沖縄のメディアは6月に入ると、沖縄戦の連載や企画に精力を注ぐ。ピークは「慰霊の日」の23日だ。
だが、今年は少し様相が異なる。コロナ禍のせいだ。地元紙も連日、新型コロナに関する記事を大きく取り上げ、鎮魂ムード一色という情況ではない。
東京や大阪が第四波のピークを脱した六月に入っても、沖縄では感染者増が続いた。医療がひっ迫し、観光業界は従業員の大量解雇に踏み切った。小中高校は6月20日まで休校した。まさに現在が「有事」になった。
沖縄の感染拡大にはパターンがある。海を隔てた県外からウイルスを持ち込む「移入例」が感染率上昇の引き金になっているのだ。
全感染者に占める移入例の割合は年末年始に11%まで膨らんだ。このうち、6割強が東京、神奈川、埼玉、千葉の1都3県からの来訪者だった。こうしたデータをもとに、沖縄の医療専門家は4月の大型連休前に、「緊急事態宣言発令中の4都府県からの人の流れを止める必要がある」と提言した。しかし有効な手を打てず、大型連休以降に感染者が急増。それでも県は当初、緊急事態宣言の発出要請にはなかなか踏み切れなかった。背景には経済界の反発があった。自公政権に近い知事であれば、もっと容易に経済界の理解を得られたのでは、との見方もある。

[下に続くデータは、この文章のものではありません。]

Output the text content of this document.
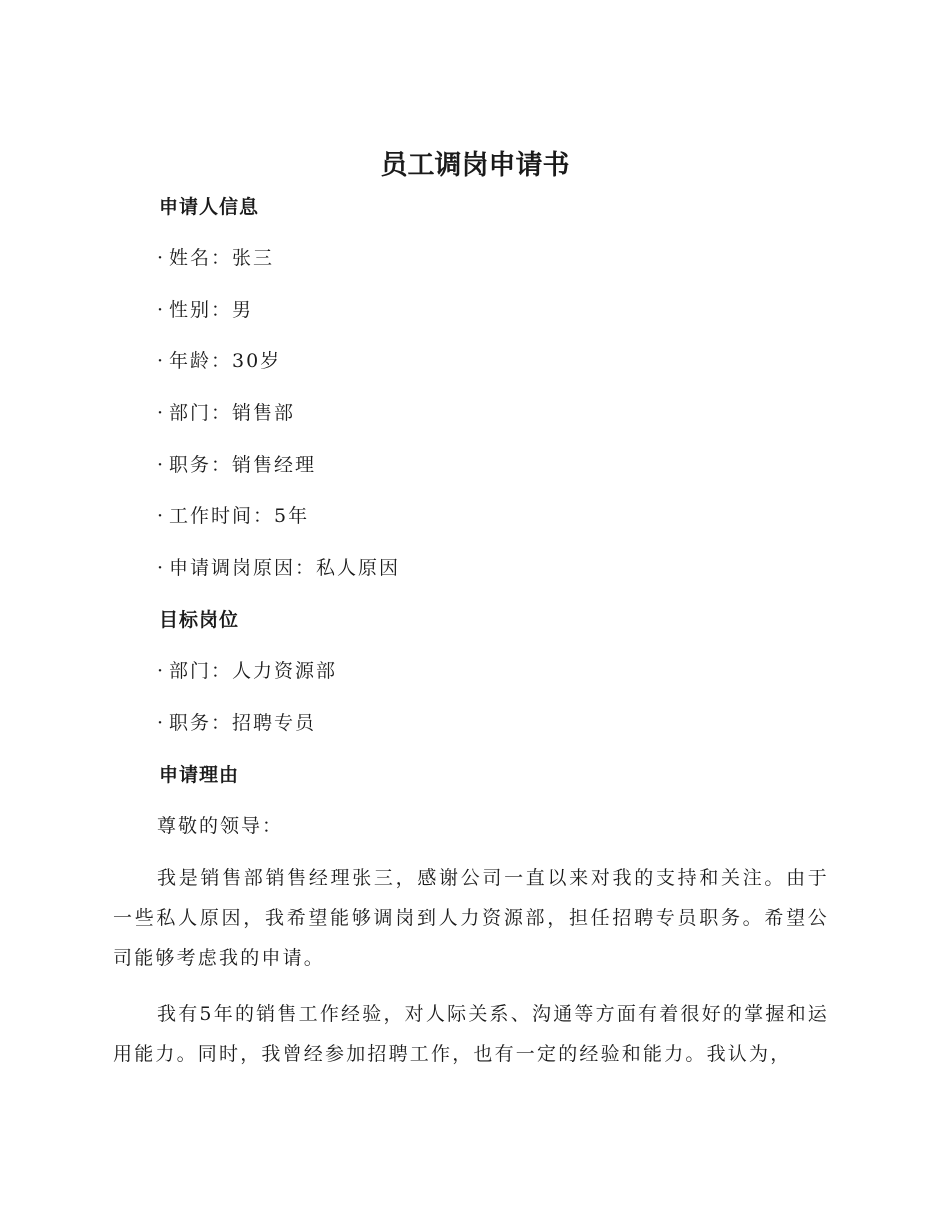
员工调岗申请书
申请人信息

· 姓名：张三

· 性别：男

· 年龄：30岁

· 部门：销售部

· 职务：销售经理

· 工作时间：5年

· 申请调岗原因：私人原因

目标岗位

· 部门：人力资源部

· 职务：招聘专员

申请理由

尊敬的领导：

我是销售部销售经理张三，感谢公司一直以来对我的支持和关注。由于一些私人原因，我希望能够调岗到人力资源部，担任招聘专员职务。希望公司能够考虑我的申请。

我有5年的销售工作经验，对人际关系、沟通等方面有着很好的掌握和运用能力。同时，我曾经参加招聘工作，也有一定的经验和能力。我认为，
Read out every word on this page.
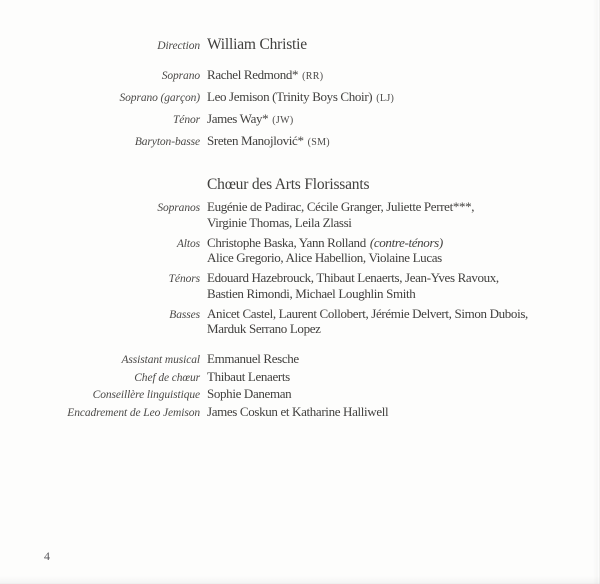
Direction William Christie
Soprano Rachel Redmond* (RR)
Soprano (garçon) Leo Jemison (Trinity Boys Choir) (LJ)
Ténor James Way* (JW)
Baryton-basse Sreten Manojlović* (SM)
Chœur des Arts Florissants
Sopranos Eugénie de Padirac, Cécile Granger, Juliette Perret***,
Virginie Thomas, Leila Zlassi
Altos Christophe Baska, Yann Rolland (contre-ténors)
Alice Gregorio, Alice Habellion, Violaine Lucas
Ténors Edouard Hazebrouck, Thibaut Lenaerts, Jean-Yves Ravoux,
Bastien Rimondi, Michael Loughlin Smith
Basses Anicet Castel, Laurent Collobert, Jérémie Delvert, Simon Dubois,
Marduk Serrano Lopez
Assistant musical Emmanuel Resche
Chef de chœur Thibaut Lenaerts
Conseillère linguistique Sophie Daneman
Encadrement de Leo Jemison James Coskun et Katharine Halliwell
4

そんななか、自民党の細田博之元官房長官の発言が出た。沖縄県の新型コロナ対策をめぐり、「国に頼るなんて沖縄県民らしくない」「バカじゃないか」などと罵ったのは、細田氏本人の釈明によると、「沖縄独自の制度を打ち出して、財政措置を国に求めれば水際対策ができる。国に丸投げするのは駄目という激励の意味だ」という。
基地建設のため全国から機動隊を沖縄に派遣する政府が、コロナ禍の対策は「国に甘えるな」とはねつける。いま手を差し伸べないで、一体いつ「沖縄に寄り添う」というのか。五輪開催を止められない政府・与党にこそ、「バカにするな」と言いたいのは私だけではないだろう。それはともかく、沖縄は国に丸投げしたのか。
県は水際対策の重要性を認識し、沖縄に入る前にそれぞれの出発地でPCR検査実施を徹底する制度の担保と予算確保を国に繰り返し求めてきた。それを国が認めなかったため、県は2月3日から那覇空港でのPCR検査を始めた。これも現行制度の下では、希望者に任意で検査を受けてもらう、ことしかできない。
沖縄の友人は細田氏の弁について「こういった経緯を知らない発言で無責任だと思った」と言う。そして、こんな思いを吐露した。
「これが沖縄政策を長く担当する政治家や官僚の本音。寄り添うと言いながら、心の底ではバカにしている。結局は国に頼らないと何もできないと見下している」
出発地での事前検査について西村康稔経済再生担当相が関係省庁と「相談したい」と言及したのは6月17日のことだ。
コロナ対策経費で財政調整基金がほぼ底をつく見通しのなか、県は新たな沖縄振興計画の素案に「国への貢献」を強く打ち出した。政府に制度継続の承諾を得るのに必要と判断したからだ。私には、沖縄が「アメとムチ」に絡め捕られているようにしか映らない。
「慰霊の日」に話を戻そう。本土のほとんどの人が意に介さないこの日、沖縄では早朝から多くの人が各地で鎮魂の祈りを捧げる。平和への願いは本土に届くだろうか。
沖縄と本土の分断の根っこは76年前にさかのぼる。
1945年6月25日。大本営が「全戦力を挙げて最後の攻勢を実施せり」と発表すると、それまで派手に書き立てていた本土の沖縄戦報道がピタリとやむ。8月15日以降は「戦後」が始まり、「沖縄」が本土メディアに取り上げられることはほとんどなくなった。
国防と「癒し」の島として利用し、本土の役に立たなくなれば切り捨てる。今、同じことが繰り返されていないか。